Unfortunately, there is a lot of sensationalism that tends to surround the three types of data you can use to get audience segmentation right. In this post, we will try to give you the cold hard facts about what you need to know about 1st, 2nd and 3rd party data.

 

1st party data  

Let’s start with first-party data. This is the information you own and collect from your CRM, website, customer feedback, mobile app, in-store beacons, contact center communications, etc. Essentially, it’s all the information you produce.

One of the benefits associated with 1st party data is that you can exercise complete control over how it’s collected, processed, stored, managed and secured. Therefore, you can spot any quality issues.

1st party data also seems to be a favorite among marketers. Econsultancy surveyed 302 marketers working at the management level or higher and found 81 percent of respondents reported strong return on investment by using 1st party data. When asked which advantages they acquired by utilizing 1st party data, study participants noted its free-of-use, unregulated composition and uniqueness.

However, 1st party data isn’t without its limitations. The biggest limitation is reach. For example, your business may collect the purchase habits of all your customers and you can create audience segments based on this. But that might only represent a few thousand users. Plus it is users you already know. While 3rd party data, for instance, could provide the purchase habits of millions of users that have never interacted with your brand.

 

2nd party data 

Adobe defined 2nd party data simply as someone else’s 1st party data. You obtain this information through your business partnerships. Acquiring 2nd second-party data often requires some give and take, according to Chief Marketer contributor Steve Ustaris. This reciprocal relationship is born of long-term relationships with other companies, founded on trust and mutual objectives.

For example, say Ford sold the list of their clients that recently bought the Ford F-150 to Costco. The data that Costco now possesses about Ford F-150 customers would be considered 2nd party data.

Like 1st party data, 2nd party data has its limitations. For one thing, you don’t own the data and you can’t guarantee the quality. Also you have no control over a partner’s data quality assurance processes. Therefore, there’s no possible way to see how the business collected and processed the information. Also, according to Marketing Land, one of the biggest issues is privacy. So going back to the example above, Ford might need to inform its audience that it is selling their information to Costco. Furthermore, just because someone bought a Ford F-150 doesn’t mean they will want to shop at Costco!

 

3rd party data 

3rd party data is essentially, any data collected by an organization that has no direct relationship with you. For example, a 3rd party data provider such as BlueKai and Lotame will have relationships with multiple companies that sell them data. The provider will then make the data anonymous and group the data into different segments. Then you can purchase those different segments such as ‘in-market to purchase a luxury car’. By collecting data from various sources and putting it together, this gives 3rd party data incredible reach.

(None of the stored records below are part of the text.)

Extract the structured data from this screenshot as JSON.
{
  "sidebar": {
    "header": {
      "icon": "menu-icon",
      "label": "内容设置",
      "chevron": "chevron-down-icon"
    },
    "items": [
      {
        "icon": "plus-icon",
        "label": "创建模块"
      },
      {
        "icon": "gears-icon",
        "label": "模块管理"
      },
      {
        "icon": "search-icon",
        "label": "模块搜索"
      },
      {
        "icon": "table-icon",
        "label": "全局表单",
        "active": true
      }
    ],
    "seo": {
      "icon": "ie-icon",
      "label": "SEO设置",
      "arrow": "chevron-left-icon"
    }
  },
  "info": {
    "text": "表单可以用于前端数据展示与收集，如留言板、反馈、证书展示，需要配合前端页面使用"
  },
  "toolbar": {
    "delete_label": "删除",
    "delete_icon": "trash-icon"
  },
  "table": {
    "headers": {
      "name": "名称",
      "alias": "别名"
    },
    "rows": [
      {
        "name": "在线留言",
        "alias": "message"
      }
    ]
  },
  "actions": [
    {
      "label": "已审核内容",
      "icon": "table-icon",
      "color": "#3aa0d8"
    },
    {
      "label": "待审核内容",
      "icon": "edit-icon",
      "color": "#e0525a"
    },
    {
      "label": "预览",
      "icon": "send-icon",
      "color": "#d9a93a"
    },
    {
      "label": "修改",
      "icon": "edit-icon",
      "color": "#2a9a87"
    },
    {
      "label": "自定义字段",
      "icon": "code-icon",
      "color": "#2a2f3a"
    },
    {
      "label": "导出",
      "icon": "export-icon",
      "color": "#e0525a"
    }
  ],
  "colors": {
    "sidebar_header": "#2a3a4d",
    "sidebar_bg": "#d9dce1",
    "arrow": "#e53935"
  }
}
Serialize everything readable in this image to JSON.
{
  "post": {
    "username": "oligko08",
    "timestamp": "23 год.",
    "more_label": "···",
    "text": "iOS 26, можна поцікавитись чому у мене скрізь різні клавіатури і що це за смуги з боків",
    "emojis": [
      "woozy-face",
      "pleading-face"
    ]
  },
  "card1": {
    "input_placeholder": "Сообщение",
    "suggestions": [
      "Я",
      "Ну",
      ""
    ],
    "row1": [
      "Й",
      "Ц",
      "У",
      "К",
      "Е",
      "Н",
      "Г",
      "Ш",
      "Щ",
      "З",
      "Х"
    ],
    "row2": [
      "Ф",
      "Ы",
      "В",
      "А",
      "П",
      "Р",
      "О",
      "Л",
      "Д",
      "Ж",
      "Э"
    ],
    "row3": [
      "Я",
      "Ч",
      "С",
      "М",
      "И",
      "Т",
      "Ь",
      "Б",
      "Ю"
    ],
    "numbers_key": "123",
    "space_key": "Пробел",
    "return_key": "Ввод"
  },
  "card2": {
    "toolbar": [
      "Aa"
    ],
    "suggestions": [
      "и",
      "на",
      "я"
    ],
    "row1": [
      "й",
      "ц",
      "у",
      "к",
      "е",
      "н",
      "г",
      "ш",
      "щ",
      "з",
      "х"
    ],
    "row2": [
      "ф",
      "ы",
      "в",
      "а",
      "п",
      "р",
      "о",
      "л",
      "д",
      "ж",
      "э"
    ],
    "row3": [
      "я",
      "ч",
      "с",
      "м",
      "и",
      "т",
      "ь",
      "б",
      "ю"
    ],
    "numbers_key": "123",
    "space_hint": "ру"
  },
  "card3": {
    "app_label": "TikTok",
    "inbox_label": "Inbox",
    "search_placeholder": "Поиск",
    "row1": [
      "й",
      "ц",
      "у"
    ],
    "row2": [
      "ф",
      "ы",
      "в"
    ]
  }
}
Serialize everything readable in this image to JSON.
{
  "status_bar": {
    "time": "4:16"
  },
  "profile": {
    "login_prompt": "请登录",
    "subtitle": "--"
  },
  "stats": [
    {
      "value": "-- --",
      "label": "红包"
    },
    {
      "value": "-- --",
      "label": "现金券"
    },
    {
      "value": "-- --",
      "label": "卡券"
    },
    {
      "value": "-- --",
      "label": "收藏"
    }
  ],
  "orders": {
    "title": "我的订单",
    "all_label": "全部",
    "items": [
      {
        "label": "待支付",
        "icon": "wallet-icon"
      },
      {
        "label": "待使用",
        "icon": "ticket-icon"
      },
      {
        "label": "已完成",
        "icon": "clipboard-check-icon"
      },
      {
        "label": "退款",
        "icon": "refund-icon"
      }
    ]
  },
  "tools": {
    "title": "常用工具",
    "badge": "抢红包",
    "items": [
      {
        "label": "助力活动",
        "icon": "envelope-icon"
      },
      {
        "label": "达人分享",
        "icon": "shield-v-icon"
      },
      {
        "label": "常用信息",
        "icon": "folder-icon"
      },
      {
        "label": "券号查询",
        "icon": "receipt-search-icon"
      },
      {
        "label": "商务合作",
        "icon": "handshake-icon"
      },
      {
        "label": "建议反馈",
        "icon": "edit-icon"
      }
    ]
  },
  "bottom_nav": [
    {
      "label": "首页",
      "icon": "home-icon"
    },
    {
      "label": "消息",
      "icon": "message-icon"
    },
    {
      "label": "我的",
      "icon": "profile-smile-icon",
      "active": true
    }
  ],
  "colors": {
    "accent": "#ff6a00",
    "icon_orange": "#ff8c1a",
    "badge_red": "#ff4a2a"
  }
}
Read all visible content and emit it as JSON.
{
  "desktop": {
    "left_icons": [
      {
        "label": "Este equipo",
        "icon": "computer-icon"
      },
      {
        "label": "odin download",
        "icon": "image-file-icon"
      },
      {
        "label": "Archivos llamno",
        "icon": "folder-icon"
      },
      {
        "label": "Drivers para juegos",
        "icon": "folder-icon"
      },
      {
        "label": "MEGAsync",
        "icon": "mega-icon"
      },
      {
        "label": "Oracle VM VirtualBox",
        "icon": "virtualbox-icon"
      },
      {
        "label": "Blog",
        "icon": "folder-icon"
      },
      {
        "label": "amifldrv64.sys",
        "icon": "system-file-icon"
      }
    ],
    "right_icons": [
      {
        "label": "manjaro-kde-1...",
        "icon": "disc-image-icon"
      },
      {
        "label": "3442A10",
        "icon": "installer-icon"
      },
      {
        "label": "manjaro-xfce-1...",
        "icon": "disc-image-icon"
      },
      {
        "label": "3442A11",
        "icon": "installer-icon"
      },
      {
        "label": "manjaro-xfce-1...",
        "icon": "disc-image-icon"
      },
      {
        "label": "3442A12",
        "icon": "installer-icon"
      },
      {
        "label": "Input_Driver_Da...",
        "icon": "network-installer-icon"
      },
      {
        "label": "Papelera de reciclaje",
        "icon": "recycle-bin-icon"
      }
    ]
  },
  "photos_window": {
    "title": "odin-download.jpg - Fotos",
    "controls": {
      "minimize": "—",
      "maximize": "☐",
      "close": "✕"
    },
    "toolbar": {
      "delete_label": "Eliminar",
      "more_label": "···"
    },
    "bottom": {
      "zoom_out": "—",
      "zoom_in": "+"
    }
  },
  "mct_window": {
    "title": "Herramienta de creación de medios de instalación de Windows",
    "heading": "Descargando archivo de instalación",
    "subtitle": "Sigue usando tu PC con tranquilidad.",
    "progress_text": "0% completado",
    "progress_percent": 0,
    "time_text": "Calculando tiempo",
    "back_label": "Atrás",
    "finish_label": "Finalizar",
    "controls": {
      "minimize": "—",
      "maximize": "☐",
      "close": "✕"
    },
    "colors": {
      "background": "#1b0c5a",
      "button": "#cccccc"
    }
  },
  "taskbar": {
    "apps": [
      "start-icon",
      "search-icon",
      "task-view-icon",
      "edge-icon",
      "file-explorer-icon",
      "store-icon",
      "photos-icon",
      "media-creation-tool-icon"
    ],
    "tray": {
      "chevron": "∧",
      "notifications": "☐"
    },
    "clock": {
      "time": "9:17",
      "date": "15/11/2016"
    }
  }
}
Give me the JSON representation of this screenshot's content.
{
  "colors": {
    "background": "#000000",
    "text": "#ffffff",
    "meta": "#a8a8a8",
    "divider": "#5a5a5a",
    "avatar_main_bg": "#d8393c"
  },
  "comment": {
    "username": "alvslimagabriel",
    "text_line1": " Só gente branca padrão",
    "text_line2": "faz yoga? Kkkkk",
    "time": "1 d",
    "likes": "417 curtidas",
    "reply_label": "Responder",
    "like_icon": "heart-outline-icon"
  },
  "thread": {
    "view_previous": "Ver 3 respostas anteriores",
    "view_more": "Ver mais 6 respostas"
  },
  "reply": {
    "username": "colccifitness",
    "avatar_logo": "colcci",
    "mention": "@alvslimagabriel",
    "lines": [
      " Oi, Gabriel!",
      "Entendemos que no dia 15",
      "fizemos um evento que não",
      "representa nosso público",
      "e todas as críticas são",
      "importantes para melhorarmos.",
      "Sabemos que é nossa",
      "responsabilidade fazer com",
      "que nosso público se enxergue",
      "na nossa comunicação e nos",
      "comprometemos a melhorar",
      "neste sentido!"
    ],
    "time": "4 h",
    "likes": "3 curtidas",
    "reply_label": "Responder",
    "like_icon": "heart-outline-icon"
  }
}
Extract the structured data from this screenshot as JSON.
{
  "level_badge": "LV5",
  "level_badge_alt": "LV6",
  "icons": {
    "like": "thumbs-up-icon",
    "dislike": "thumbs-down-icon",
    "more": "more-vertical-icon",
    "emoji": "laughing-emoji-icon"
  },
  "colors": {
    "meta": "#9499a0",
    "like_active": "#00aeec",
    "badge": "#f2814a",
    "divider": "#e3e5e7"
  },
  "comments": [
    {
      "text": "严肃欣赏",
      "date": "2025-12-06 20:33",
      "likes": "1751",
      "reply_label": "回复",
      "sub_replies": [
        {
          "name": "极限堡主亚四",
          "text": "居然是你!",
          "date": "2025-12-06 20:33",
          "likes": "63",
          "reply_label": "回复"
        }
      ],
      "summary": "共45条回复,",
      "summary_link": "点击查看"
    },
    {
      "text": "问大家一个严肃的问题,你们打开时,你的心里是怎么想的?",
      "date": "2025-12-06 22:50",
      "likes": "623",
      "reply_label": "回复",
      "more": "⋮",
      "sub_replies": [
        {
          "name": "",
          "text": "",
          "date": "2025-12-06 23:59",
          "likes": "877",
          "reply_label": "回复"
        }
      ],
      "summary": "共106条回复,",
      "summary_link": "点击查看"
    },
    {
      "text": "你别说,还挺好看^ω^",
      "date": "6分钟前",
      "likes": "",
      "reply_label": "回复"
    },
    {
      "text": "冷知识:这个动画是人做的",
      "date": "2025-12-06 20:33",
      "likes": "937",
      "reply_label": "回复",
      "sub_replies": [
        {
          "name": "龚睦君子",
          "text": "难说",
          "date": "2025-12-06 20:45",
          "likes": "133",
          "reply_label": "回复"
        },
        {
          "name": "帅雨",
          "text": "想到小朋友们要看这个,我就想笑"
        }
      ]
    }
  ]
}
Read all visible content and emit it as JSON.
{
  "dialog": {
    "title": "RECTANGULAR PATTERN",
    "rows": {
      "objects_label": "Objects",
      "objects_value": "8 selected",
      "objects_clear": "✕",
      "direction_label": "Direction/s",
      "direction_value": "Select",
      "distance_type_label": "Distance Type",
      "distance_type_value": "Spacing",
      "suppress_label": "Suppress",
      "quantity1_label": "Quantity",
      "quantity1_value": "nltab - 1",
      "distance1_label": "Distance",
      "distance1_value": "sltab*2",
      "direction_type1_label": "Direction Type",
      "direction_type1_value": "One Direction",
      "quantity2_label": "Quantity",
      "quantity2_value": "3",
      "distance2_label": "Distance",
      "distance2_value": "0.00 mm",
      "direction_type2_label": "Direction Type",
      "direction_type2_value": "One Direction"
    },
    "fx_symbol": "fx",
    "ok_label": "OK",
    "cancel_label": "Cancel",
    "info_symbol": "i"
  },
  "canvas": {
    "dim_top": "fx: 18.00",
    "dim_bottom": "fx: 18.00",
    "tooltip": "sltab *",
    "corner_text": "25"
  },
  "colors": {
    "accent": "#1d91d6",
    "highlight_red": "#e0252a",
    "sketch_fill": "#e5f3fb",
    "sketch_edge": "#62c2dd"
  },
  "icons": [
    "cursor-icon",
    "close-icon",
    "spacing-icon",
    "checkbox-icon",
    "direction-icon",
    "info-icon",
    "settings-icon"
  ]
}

But the problem with 3rd party data is that you have no visibility as to where it’s coming from. Also you have no idea when the data was collected and how up to date it actually is. For example, a 3rd party data provider could have bought a dataset of in-market purchasers from Porsche in the last 3 months and now some of those users are no longer in-market for a luxury car. But equally, a 3rd party provider could get data that is only a couple of days old. You just don’t know. It’s like a black-box of data.

To help you select the right type of data for your marketing campaigns the below graph shows where 1st, 2nd and 3rd party data fit in terms of data quality and reach.

 

 

Are there any other types of data?  

The short answer is sort of. For example, some 3rd party data providers are taking 1st party CRM data and using look-a-like modelling to find similar audiences to the CRM data in their 3rd party data.

Smarketing Cloud on the other hand has developed Audience Solutions that asks less than 1 percent of your visitors for feedback. We then take this 1st party feedback data and use our sophisticated recognition technology to accurately segment all your visitors that arrive on your site.

This means you can push new and unique segments that are derived from visitor feedback like ‘shoppers who are at risk of not making a purchase’, ‘shoppers looking to make a purchase in the next 30 days’, etc.

Not all data is equal and selecting the right data is critical. So whether you are using 1st, 2nd or 3rd party data or a mixture, it is essential to understand the difference and how each will impact the effectiveness of your marketing campaigns.